If you know the transition probabilities for the hidden part of your model, and the emission probabilities for the visible outputs of your model, then the Viterbi algorithm gives you the most likely complete sequence of hidden states conditional on both your outputs and your model specification.
The Baum-Welch algorithm gives you both the most likely hidden transition probabilities as well as the most likely set of emission probabilities given only the observed states of the model (and, usually, an upper bound on the number of hidden states). You also get the "pointwise" highest likelihood points in the hidden states, which is often slightly different from the single hidden sequence that is overall most likely.
If you know your model and just want the latent states, then there is no reason to use the Baum-Welch algorithm. If you don't know your model, then you can't be using the Viterbi algorithm.
Edited to add: See Peter Smit's comment; there's some overlap/vagueness in nomenclature. Some poking around led me to a chapter by Luis Javier Rodrıguez and Ines Torres in "Pattern Recognition and Image Analysis" (ISBN 978-3-540-40217-6, pp 845-857) which discusses the speed versus accuracy trade-offs of the two algorithms.

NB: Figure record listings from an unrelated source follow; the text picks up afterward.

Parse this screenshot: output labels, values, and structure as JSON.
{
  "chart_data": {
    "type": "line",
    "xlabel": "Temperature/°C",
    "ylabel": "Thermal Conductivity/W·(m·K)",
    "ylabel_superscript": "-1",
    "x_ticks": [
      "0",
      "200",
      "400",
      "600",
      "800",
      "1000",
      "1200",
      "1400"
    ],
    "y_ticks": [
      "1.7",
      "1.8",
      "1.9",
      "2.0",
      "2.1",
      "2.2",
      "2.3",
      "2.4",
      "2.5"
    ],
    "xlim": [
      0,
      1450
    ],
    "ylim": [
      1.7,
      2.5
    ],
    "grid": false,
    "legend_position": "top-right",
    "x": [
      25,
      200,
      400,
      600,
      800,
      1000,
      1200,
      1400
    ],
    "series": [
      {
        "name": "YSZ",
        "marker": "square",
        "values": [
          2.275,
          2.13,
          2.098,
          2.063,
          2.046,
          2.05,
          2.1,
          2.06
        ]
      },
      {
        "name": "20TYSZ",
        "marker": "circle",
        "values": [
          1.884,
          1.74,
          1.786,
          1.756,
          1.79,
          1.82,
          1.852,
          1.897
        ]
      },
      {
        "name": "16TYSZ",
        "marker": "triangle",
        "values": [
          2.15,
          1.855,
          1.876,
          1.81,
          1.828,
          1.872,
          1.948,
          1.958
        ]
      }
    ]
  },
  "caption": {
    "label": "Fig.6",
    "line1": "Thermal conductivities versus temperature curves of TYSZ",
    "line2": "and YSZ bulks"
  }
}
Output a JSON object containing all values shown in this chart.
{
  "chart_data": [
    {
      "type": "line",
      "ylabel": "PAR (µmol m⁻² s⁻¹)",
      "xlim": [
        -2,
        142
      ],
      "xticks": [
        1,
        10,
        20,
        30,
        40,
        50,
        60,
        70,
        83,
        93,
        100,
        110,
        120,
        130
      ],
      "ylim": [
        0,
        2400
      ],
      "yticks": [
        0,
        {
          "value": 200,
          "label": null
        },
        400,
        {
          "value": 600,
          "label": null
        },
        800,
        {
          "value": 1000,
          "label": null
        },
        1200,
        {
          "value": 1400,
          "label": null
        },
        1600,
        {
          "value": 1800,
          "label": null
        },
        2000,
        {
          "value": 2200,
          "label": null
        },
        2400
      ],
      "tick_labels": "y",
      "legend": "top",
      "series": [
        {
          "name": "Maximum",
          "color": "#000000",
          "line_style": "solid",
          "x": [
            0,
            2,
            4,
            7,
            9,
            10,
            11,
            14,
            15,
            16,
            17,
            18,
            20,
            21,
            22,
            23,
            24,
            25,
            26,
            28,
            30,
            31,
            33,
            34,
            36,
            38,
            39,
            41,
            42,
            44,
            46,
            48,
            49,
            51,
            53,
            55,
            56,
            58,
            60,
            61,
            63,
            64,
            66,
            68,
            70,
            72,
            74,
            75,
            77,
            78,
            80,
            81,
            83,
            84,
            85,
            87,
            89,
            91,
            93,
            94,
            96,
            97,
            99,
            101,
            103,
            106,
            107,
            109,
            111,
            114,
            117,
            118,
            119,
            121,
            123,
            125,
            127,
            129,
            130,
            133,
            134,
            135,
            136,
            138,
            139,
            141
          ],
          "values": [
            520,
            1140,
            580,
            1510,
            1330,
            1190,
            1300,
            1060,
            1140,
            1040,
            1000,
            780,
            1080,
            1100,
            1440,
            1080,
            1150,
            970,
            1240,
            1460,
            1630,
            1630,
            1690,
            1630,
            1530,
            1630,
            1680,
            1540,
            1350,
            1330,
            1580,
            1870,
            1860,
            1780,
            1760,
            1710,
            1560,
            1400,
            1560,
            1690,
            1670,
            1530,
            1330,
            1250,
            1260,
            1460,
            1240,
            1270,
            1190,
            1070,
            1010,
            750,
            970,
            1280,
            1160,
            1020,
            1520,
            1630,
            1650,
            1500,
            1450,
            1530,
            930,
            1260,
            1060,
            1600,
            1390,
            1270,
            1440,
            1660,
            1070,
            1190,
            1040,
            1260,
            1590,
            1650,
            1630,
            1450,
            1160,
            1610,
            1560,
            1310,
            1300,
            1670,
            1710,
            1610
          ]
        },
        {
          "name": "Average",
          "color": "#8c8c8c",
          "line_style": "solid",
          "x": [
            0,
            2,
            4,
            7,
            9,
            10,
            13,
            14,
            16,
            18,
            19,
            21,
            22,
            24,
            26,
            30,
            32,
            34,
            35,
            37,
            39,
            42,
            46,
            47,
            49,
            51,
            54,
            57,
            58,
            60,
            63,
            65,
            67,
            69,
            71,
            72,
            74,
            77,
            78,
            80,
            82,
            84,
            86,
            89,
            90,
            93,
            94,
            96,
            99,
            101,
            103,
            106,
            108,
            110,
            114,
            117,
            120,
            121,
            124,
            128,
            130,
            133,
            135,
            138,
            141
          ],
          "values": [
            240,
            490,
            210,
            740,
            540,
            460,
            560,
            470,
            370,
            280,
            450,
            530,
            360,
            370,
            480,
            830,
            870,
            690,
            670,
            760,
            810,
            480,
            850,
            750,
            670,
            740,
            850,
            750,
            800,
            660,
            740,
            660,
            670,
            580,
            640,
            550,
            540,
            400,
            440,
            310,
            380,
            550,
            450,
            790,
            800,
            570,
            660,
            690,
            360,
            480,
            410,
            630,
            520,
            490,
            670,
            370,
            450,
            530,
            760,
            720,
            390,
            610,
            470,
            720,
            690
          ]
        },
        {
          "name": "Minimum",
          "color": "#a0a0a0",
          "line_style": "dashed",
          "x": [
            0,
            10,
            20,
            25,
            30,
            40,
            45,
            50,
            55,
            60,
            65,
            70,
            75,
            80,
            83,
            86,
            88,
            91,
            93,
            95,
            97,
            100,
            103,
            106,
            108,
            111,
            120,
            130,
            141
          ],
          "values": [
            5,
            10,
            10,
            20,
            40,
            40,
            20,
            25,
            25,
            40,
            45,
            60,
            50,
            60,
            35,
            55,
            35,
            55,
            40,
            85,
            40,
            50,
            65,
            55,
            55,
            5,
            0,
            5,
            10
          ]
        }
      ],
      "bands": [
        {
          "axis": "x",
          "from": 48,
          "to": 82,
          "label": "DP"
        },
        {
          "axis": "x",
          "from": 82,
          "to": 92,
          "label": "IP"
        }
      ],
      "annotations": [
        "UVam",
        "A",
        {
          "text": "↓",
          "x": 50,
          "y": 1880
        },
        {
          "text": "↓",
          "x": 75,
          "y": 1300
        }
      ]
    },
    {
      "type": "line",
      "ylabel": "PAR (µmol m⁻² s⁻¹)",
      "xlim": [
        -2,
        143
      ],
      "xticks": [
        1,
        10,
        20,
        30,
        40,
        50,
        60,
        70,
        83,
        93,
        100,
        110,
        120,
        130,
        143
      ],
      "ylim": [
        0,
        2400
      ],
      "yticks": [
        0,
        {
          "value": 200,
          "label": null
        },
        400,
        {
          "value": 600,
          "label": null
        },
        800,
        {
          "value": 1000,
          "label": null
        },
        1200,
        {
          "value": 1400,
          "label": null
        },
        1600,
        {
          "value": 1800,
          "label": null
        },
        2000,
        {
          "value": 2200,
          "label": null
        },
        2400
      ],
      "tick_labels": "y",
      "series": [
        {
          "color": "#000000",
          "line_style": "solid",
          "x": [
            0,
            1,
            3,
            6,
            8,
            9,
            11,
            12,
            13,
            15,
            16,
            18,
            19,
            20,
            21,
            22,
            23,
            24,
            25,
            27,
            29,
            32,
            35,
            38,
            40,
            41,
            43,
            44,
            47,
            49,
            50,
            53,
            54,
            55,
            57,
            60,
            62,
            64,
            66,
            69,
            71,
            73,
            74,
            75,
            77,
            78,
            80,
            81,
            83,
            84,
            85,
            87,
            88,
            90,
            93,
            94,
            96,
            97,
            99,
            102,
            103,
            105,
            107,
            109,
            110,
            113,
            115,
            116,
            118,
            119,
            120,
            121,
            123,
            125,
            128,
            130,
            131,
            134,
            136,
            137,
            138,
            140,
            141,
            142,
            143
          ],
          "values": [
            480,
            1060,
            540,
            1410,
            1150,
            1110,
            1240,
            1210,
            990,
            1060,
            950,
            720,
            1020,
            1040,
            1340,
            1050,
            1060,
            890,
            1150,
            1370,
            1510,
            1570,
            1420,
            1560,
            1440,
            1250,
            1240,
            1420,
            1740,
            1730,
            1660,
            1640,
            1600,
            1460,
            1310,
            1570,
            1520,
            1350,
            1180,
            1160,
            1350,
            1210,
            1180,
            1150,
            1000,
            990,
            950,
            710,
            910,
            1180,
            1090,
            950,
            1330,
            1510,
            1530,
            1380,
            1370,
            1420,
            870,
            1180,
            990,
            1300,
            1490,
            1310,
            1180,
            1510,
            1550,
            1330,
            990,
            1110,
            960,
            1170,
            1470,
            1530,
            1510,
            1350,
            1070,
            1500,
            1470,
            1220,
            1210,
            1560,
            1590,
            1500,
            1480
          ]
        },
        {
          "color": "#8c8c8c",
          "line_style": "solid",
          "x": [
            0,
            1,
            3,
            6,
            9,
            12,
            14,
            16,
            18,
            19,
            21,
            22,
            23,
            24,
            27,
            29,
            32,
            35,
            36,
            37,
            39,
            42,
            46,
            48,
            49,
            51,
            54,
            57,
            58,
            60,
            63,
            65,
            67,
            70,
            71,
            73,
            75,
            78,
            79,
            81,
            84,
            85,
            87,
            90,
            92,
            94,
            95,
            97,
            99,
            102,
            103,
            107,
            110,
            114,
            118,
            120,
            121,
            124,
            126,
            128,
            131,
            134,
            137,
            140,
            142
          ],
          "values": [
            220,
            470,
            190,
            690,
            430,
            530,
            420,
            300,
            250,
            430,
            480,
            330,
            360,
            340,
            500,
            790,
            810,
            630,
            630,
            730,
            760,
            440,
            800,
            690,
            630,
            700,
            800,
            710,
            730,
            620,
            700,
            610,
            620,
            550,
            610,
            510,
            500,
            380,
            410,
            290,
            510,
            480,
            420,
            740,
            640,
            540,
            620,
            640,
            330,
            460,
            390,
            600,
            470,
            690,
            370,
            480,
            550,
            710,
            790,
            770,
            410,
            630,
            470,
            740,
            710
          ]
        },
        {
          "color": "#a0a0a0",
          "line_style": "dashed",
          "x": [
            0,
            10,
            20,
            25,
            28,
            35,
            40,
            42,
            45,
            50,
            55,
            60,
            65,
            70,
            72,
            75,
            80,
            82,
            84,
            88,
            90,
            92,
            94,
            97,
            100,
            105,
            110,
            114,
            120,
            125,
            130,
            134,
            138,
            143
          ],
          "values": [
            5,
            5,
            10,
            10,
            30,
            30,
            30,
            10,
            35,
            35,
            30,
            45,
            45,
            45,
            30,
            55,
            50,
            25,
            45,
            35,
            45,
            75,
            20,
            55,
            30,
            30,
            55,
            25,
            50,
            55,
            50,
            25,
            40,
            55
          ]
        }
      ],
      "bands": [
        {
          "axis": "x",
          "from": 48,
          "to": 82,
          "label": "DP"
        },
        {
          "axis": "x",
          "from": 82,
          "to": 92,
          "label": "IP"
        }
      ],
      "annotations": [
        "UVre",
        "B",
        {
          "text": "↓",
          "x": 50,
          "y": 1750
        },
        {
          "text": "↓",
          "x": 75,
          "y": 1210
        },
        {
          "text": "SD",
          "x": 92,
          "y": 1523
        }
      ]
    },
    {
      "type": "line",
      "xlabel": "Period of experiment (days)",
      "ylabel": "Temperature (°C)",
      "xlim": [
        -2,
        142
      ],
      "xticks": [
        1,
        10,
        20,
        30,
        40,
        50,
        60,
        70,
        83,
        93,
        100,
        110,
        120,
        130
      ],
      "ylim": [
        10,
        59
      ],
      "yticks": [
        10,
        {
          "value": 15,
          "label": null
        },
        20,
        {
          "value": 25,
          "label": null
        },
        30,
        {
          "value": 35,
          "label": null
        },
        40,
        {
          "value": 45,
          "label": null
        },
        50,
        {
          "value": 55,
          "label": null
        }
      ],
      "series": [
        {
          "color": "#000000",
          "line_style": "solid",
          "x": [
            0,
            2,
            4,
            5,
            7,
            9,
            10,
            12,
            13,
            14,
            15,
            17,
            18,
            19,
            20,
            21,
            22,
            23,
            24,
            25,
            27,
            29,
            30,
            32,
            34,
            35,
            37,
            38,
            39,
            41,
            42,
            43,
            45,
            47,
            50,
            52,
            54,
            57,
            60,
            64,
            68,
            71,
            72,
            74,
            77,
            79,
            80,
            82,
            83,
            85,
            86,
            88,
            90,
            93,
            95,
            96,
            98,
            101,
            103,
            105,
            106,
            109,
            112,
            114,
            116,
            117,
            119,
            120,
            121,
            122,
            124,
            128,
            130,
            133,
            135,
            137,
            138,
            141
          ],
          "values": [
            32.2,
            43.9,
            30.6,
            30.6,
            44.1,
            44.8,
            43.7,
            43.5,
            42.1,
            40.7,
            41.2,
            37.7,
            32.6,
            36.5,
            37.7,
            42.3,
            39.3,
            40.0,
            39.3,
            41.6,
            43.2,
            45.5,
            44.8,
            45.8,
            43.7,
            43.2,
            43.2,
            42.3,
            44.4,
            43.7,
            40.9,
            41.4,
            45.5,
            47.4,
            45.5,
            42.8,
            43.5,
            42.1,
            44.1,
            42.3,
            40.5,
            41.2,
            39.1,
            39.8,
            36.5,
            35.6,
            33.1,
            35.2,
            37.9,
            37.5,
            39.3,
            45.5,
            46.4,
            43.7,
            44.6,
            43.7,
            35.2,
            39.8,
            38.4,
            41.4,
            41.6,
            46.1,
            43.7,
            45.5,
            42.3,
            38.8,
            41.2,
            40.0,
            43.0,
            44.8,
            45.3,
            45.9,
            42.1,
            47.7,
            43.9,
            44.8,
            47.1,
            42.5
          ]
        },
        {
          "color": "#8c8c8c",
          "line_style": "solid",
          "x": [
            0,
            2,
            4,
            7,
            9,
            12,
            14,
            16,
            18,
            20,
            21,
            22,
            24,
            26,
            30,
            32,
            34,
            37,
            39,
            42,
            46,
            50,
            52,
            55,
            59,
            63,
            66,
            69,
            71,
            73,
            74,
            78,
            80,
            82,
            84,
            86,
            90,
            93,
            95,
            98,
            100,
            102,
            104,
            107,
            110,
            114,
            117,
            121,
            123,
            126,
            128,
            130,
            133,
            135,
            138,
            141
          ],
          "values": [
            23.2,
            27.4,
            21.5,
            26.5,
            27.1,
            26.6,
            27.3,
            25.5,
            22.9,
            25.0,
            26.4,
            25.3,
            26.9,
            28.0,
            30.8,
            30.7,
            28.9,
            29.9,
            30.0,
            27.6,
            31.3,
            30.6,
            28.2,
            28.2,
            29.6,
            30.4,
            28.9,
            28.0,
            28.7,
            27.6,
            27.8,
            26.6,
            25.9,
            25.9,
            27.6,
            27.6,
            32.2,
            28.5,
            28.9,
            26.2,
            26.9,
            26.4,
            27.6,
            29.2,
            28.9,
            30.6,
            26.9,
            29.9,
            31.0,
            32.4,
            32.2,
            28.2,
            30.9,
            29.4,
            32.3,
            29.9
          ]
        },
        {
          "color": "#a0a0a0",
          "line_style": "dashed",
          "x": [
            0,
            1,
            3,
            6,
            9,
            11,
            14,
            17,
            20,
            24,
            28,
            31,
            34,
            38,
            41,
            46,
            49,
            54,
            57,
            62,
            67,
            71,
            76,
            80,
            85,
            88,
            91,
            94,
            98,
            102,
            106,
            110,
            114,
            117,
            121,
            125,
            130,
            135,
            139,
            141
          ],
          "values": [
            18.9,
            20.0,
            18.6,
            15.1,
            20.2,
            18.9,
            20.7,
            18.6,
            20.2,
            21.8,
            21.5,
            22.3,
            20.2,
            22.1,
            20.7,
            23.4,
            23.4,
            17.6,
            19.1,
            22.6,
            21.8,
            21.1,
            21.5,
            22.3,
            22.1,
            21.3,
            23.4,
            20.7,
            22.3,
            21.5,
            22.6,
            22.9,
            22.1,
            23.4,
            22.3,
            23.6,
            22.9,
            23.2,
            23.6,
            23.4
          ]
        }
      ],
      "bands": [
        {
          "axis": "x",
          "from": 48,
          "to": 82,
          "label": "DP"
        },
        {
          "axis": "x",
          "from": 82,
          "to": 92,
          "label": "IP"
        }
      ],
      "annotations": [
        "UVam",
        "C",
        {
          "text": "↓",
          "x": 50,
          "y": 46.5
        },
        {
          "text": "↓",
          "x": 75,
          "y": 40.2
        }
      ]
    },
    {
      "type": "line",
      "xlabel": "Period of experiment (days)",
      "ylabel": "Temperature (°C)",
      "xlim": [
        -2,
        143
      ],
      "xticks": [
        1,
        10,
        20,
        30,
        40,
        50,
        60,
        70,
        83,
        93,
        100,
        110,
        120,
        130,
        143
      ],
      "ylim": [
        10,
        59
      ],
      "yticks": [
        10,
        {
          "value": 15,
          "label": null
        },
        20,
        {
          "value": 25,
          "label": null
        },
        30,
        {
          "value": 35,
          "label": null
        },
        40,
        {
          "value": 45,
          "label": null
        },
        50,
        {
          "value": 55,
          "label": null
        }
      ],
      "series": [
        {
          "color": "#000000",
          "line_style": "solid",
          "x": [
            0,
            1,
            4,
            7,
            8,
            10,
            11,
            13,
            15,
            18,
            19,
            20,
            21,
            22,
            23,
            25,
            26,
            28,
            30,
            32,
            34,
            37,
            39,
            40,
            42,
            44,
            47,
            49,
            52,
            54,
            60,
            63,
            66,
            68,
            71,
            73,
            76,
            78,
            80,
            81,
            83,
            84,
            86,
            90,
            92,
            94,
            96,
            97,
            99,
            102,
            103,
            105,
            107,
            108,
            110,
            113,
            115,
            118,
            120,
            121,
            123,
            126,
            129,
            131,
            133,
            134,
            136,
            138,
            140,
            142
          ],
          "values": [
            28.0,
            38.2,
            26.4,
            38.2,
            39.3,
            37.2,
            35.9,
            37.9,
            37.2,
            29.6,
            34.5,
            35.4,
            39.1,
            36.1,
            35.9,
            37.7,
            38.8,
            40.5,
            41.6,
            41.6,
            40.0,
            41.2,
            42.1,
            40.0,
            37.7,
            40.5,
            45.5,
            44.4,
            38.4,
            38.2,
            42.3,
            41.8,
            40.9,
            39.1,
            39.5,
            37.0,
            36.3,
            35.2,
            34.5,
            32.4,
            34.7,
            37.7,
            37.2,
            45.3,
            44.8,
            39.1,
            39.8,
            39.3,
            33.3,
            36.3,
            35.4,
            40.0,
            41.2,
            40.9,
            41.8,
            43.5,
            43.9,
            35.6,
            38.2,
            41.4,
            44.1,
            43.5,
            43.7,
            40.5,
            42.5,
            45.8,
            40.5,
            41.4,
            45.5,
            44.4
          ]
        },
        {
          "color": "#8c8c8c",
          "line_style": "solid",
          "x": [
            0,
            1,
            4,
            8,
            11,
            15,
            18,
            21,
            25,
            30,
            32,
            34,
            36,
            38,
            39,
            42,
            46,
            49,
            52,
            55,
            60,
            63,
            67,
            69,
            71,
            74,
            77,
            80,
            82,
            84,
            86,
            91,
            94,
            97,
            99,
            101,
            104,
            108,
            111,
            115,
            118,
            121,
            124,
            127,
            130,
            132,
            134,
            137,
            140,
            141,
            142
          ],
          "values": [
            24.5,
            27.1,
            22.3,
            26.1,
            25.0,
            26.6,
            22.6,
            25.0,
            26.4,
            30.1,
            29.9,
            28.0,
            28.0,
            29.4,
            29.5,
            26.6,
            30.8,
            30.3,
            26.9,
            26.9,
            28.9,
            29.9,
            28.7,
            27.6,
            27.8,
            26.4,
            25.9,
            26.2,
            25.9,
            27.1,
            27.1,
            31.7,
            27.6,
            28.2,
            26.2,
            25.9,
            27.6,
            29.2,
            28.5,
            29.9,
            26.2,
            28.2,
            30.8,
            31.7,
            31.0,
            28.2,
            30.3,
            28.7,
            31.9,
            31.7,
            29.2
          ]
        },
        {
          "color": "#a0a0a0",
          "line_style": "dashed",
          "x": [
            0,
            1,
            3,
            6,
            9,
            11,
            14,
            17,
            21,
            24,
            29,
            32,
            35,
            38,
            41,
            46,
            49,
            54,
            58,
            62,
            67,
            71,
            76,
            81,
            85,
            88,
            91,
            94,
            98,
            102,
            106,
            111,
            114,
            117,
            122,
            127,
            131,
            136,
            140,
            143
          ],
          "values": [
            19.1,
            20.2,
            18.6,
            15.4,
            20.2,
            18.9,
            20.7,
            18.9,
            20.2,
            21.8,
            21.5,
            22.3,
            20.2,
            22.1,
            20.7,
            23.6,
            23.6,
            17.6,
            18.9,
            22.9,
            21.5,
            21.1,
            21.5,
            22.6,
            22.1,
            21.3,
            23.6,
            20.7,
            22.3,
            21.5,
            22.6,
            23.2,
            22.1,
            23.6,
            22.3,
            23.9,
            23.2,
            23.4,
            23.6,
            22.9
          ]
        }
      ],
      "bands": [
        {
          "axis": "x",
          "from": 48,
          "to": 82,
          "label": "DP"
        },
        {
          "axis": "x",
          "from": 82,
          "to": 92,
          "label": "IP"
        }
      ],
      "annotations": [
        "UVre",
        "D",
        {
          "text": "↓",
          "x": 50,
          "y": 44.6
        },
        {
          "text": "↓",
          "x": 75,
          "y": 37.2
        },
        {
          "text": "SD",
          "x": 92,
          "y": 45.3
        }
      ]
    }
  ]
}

Briefly, the Baum-Welch algorithm is essentially the Expectation-Maximization (EM) algorithm applied to an HMM; as a strict EM-type algorithm you're guaranteed to converge to at least a local maximum, and so for unimodal problems find the MLE. It requires two passes over your data for each step, though, and the complexity gets very big in the length of the data and number of training samples. However, you do end up with the full conditional likelihood for your hidden parameters.
The Viterbi training algorithm (as opposed to the "Viterbi algorithm") approximates the MLE to achieve a gain in speed at the cost of accuracy. It segments the data and then applies the Viterbi algorithm (as I understood it) to get the most likely state sequence in the segment, then uses that most likely state sequence to re-estimate the hidden parameters. This, unlike the Baum-Welch algorithm, doesn't give the full conditional likelihood of the hidden parameters, and so ends up reducing the accuracy while saving significant (the chapter reports 1 to 2 orders of magnitude) computational time.